The government didn't collect data on thriving service industries until 2005. Once it did that, the official size of China's economy abruptly increased by 17 percent, propelling it past Italy as the sixth-largest.

In their report, Rosen and Bao said Chinese data still fail to reflect the true value of real estate, retailing and other service industries, as well as of research and development.

Rosen and Bao suggest China's antiquated system might hide the fact that its economy, due to overtake the United States as No. 1 in the next decade, is at least $1 trillion bigger than reported.

However, a bigger total for the size of the economy might make China's growth even slower, because it would need to generate far more new economic activity to keep expanding at the same percentage rate.

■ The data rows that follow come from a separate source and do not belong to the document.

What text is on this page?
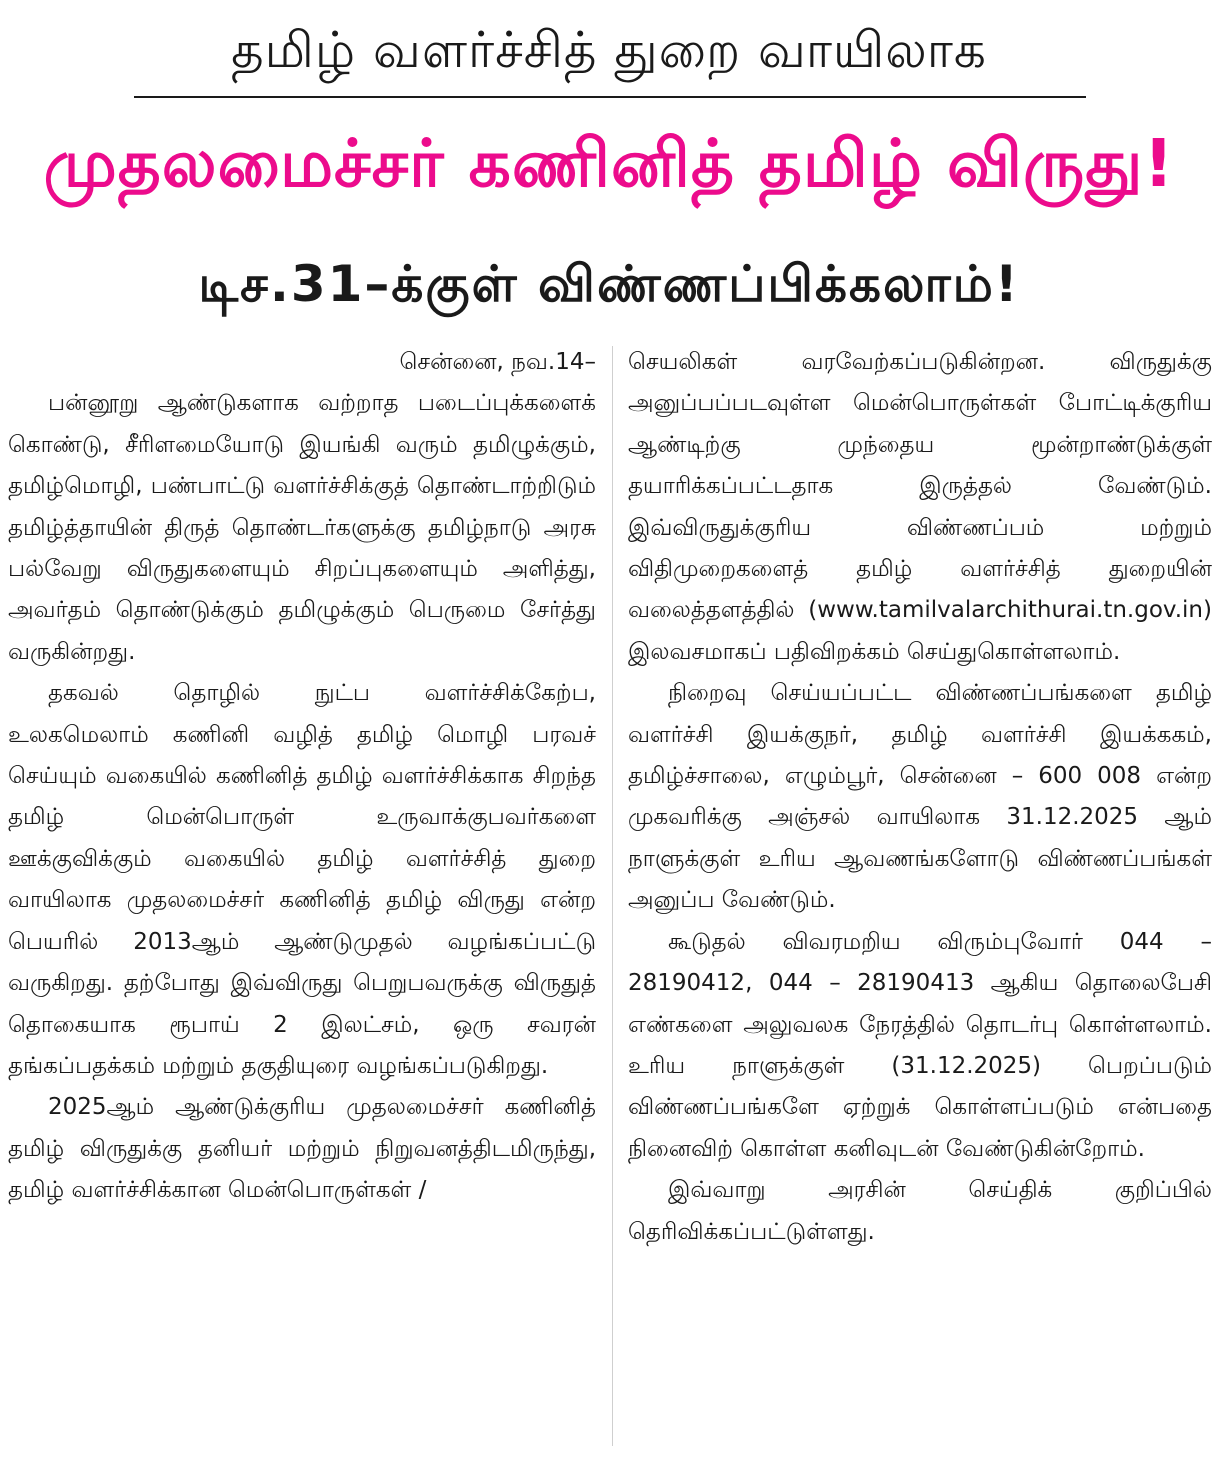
தமிழ் வளர்ச்சித் துறை வாயிலாக
முதலமைச்சர் கணினித் தமிழ் விருது!
டிச.31–க்குள் விண்ணப்பிக்கலாம்!

சென்னை, நவ.14–

பன்னூறு ஆண்டுகளாக வற்றாத படைப்புக்களைக் கொண்டு, சீரிளமையோடு இயங்கி வரும் தமிழுக்கும், தமிழ்மொழி, பண்பாட்டு வளர்ச்சிக்குத் தொண்டாற்றிடும் தமிழ்த்தாயின் திருத் தொண்டர்களுக்கு தமிழ்நாடு அரசு பல்வேறு விருதுகளையும் சிறப்புகளையும் அளித்து, அவர்தம் தொண்டுக்கும் தமிழுக்கும் பெருமை சேர்த்து வருகின்றது.

தகவல் தொழில் நுட்ப வளர்ச்சிக்கேற்ப, உலகமெலாம் கணினி வழித் தமிழ் மொழி பரவச் செய்யும் வகையில் கணினித் தமிழ் வளர்ச்சிக்காக சிறந்த தமிழ் மென்பொருள் உருவாக்குபவர்களை ஊக்குவிக்கும் வகையில் தமிழ் வளர்ச்சித் துறை வாயிலாக முதலமைச்சர் கணினித் தமிழ் விருது என்ற பெயரில் 2013ஆம் ஆண்டுமுதல் வழங்கப்பட்டு வருகிறது. தற்போது இவ்விருது பெறுபவருக்கு விருதுத் தொகையாக ரூபாய் 2 இலட்சம், ஒரு சவரன் தங்கப்பதக்கம் மற்றும் தகுதியுரை வழங்கப்படுகிறது.

2025ஆம் ஆண்டுக்குரிய முதலமைச்சர் கணினித் தமிழ் விருதுக்கு தனியர் மற்றும் நிறுவனத்திடமிருந்து, தமிழ் வளர்ச்சிக்கான மென்பொருள்கள் /

செயலிகள் வரவேற்கப்படுகின்றன. விருதுக்கு அனுப்பப்படவுள்ள மென்பொருள்கள் போட்டிக்குரிய ஆண்டிற்கு முந்தைய மூன்றாண்டுக்குள் தயாரிக்கப்பட்டதாக இருத்தல் வேண்டும். இவ்விருதுக்குரிய விண்ணப்பம் மற்றும் விதிமுறைகளைத் தமிழ் வளர்ச்சித் துறையின் வலைத்தளத்தில் (www.tamilvalarchithurai.tn.gov.in) இலவசமாகப் பதிவிறக்கம் செய்துகொள்ளலாம்.

நிறைவு செய்யப்பட்ட விண்ணப்பங்களை தமிழ் வளர்ச்சி இயக்குநர், தமிழ் வளர்ச்சி இயக்ககம், தமிழ்ச்சாலை, எழும்பூர், சென்னை – 600 008 என்ற முகவரிக்கு அஞ்சல் வாயிலாக 31.12.2025 ஆம் நாளுக்குள் உரிய ஆவணங்களோடு விண்ணப்பங்கள் அனுப்ப வேண்டும்.

கூடுதல் விவரமறிய விரும்புவோர் 044 – 28190412, 044 – 28190413 ஆகிய தொலைபேசி எண்களை அலுவலக நேரத்தில் தொடர்பு கொள்ளலாம். உரிய நாளுக்குள் (31.12.2025) பெறப்படும் விண்ணப்பங்களே ஏற்றுக் கொள்ளப்படும் என்பதை நினைவிற் கொள்ள கனிவுடன் வேண்டுகின்றோம்.

இவ்வாறு அரசின் செய்திக் குறிப்பில் தெரிவிக்கப்பட்டுள்ளது.
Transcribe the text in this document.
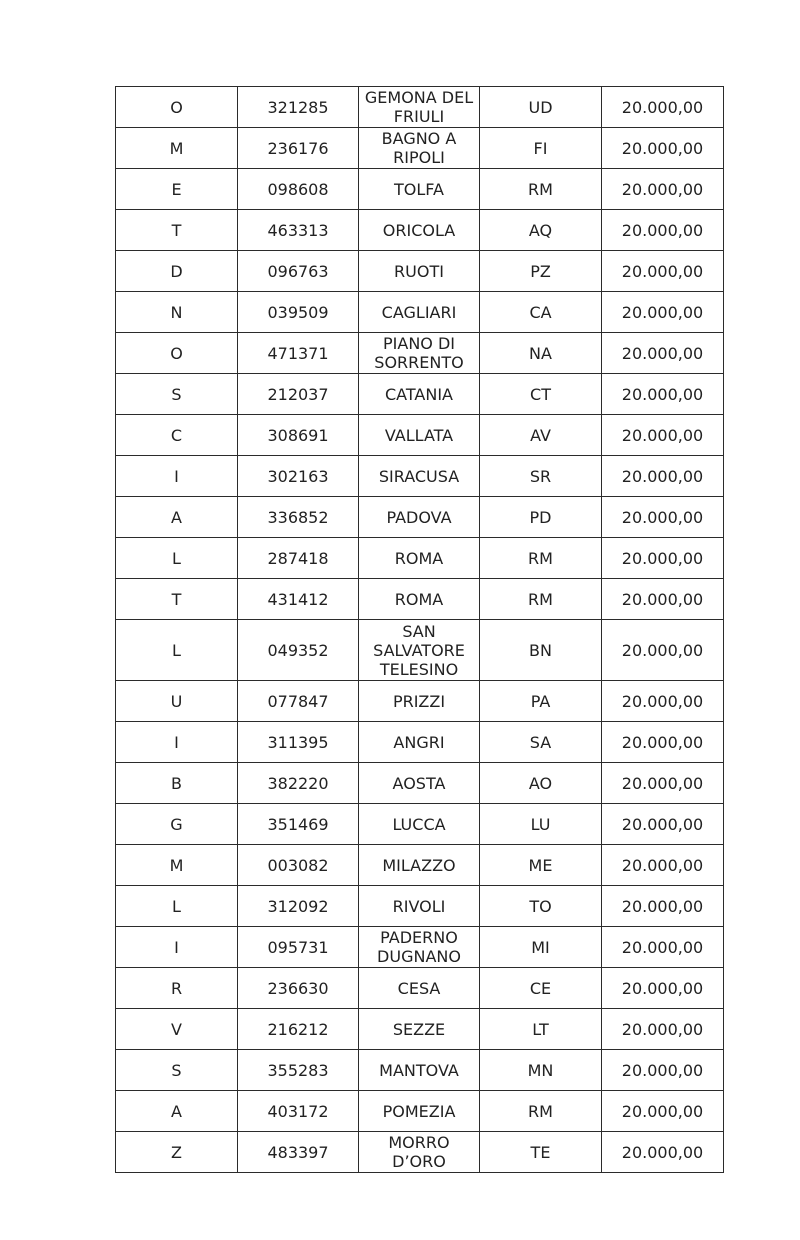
O	321285	GEMONA DEL FRIULI	UD	20.000,00
M	236176	BAGNO A RIPOLI	FI	20.000,00
E	098608	TOLFA	RM	20.000,00
T	463313	ORICOLA	AQ	20.000,00
D	096763	RUOTI	PZ	20.000,00
N	039509	CAGLIARI	CA	20.000,00
O	471371	PIANO DI SORRENTO	NA	20.000,00
S	212037	CATANIA	CT	20.000,00
C	308691	VALLATA	AV	20.000,00
I	302163	SIRACUSA	SR	20.000,00
A	336852	PADOVA	PD	20.000,00
L	287418	ROMA	RM	20.000,00
T	431412	ROMA	RM	20.000,00
L	049352	SAN SALVATORE TELESINO	BN	20.000,00
U	077847	PRIZZI	PA	20.000,00
I	311395	ANGRI	SA	20.000,00
B	382220	AOSTA	AO	20.000,00
G	351469	LUCCA	LU	20.000,00
M	003082	MILAZZO	ME	20.000,00
L	312092	RIVOLI	TO	20.000,00
I	095731	PADERNO DUGNANO	MI	20.000,00
R	236630	CESA	CE	20.000,00
V	216212	SEZZE	LT	20.000,00
S	355283	MANTOVA	MN	20.000,00
A	403172	POMEZIA	RM	20.000,00
Z	483397	MORRO D’ORO	TE	20.000,00
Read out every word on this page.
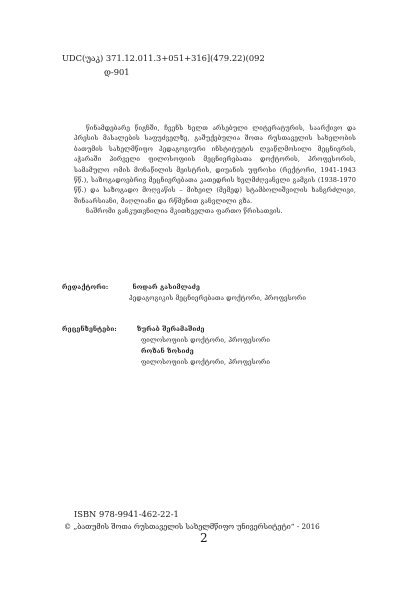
UDC(უაკ) 371.12.011.3+051+316](479.22)(092
დ-901

წინამდებარე წიგნში, ჩვენს ხელთ არსებული ლიტერატურის, საარქივო და პრესის მასალების საფუძველზე, გაშუქებულია შოთა რუსთაველის სახელობის ბათუმის სახელმწიფო პედაგოგიური ინსტიტუტის ლვაწლმოსილი მეცნიერის, აჭარაში პირველი ფილოსოფიის მეცნიერებათა დოქტორის, პროფესორის, სამამულო ომის მონაწილის მეისტრის, დიუანის უფროსი (რექტორი, 1941-1943 წწ.), საზოგადოებრივ მეცნიერებათა კათედრის ხელმძღვანელი გამგის (1938-1970 წწ.) და საზოგადო მოღვაწის – მიხეილ (მემედ) სტამბოლიშვილის ხანგრძლივი, შინაარსიანი, მაღლიანი და რწმენით განვლილი გზა.

ნაშრომი განკუთვნილია მკითხველთა ფართო წრისათვის.

რედაქტორი:	ნოდარ გასიმლაძე
პედაგოგიკის მეცნიერებათა დოქტორი, პროფესორი
რეცენზენტები:	ზურაბ შერამაშიძე
ფილოსოფიის დოქტორი, პროფესორი
როზან ზოსიძე
ფილოსოფიის დოქტორი, პროფესორი
ISBN 978-9941-462-22-1
© „ბათუმის შოთა რუსთაველის სახელმწიფო უნივერსიტეტი“ - 2016
2
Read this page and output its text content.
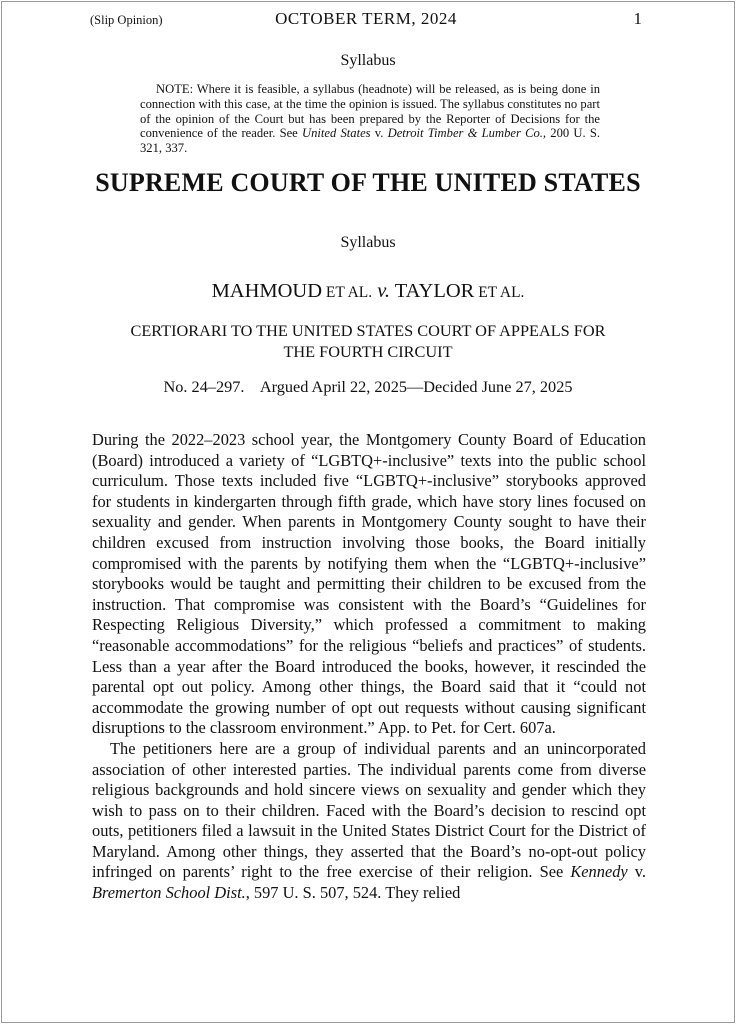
(Slip Opinion)	OCTOBER TERM, 2024	1
Syllabus
NOTE: Where it is feasible, a syllabus (headnote) will be released, as is being done in connection with this case, at the time the opinion is issued. The syllabus constitutes no part of the opinion of the Court but has been prepared by the Reporter of Decisions for the convenience of the reader. See United States v. Detroit Timber & Lumber Co., 200 U. S. 321, 337.
SUPREME COURT OF THE UNITED STATES
Syllabus
MAHMOUD ET AL. v. TAYLOR ET AL.
CERTIORARI TO THE UNITED STATES COURT OF APPEALS FOR
THE FOURTH CIRCUIT
No. 24–297.    Argued April 22, 2025—Decided June 27, 2025

During the 2022–2023 school year, the Montgomery County Board of Education (Board) introduced a variety of “LGBTQ+-inclusive” texts into the public school curriculum. Those texts included five “LGBTQ+-inclusive” storybooks approved for students in kindergarten through fifth grade, which have story lines focused on sexuality and gender. When parents in Montgomery County sought to have their children excused from instruction involving those books, the Board initially compromised with the parents by notifying them when the “LGBTQ+-inclusive” storybooks would be taught and permitting their children to be excused from the instruction. That compromise was consistent with the Board’s “Guidelines for Respecting Religious Diversity,” which professed a commitment to making “reasonable accommodations” for the religious “beliefs and practices” of students. Less than a year after the Board introduced the books, however, it rescinded the parental opt out policy. Among other things, the Board said that it “could not accommodate the growing number of opt out requests without causing significant disruptions to the classroom environment.” App. to Pet. for Cert. 607a.

The petitioners here are a group of individual parents and an unincorporated association of other interested parties. The individual parents come from diverse religious backgrounds and hold sincere views on sexuality and gender which they wish to pass on to their children. Faced with the Board’s decision to rescind opt outs, petitioners filed a lawsuit in the United States District Court for the District of Maryland. Among other things, they asserted that the Board’s no-opt-out policy infringed on parents’ right to the free exercise of their religion. See Kennedy v. Bremerton School Dist., 597 U. S. 507, 524. They relied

The ruling party says its growth target announced at the start of each year is for use in making budgets, not an official goal. But the public has come to take it as a promise to keep growth above that level.

Doubts emerged after 2012, when the previous decade's double-digit annual growth had cooled enough that the public began to question whether it might dip below the annual target. That led to suggestions officials might alter numbers to hit their target.

Skeptics note China's growth figures are unusually stable for an emerging economy, often changing by less than one percentage point from one quarter to the next.

"I think the consensus is that the data are being smoothed," said economist Wei Li at Commonwealth Bank of Australia. "That means in good times, the official number is below the real growth rate, and in bad or sensitive times, then the official number is better than the real growth rate."

A key dispute is over an accounting technique called a deflator, a number that is subtracted from the reported amounts for economic activity to remove inflation so the final figure reflects the real amount of goods and services produced.

Some economists suggest the National Bureau of Statistics fails to factor out all price changes, leading to an inflated growth figure.

A better option would be for China to ditch growth targets and focus on reform, "where they are actually making a lot of progress," said Evans-Pritchard.

"The problem they face now is that if they do acknowledge the real weakness in the economy, confidence will take a hit," he said. "They have created this dilemma for themselves."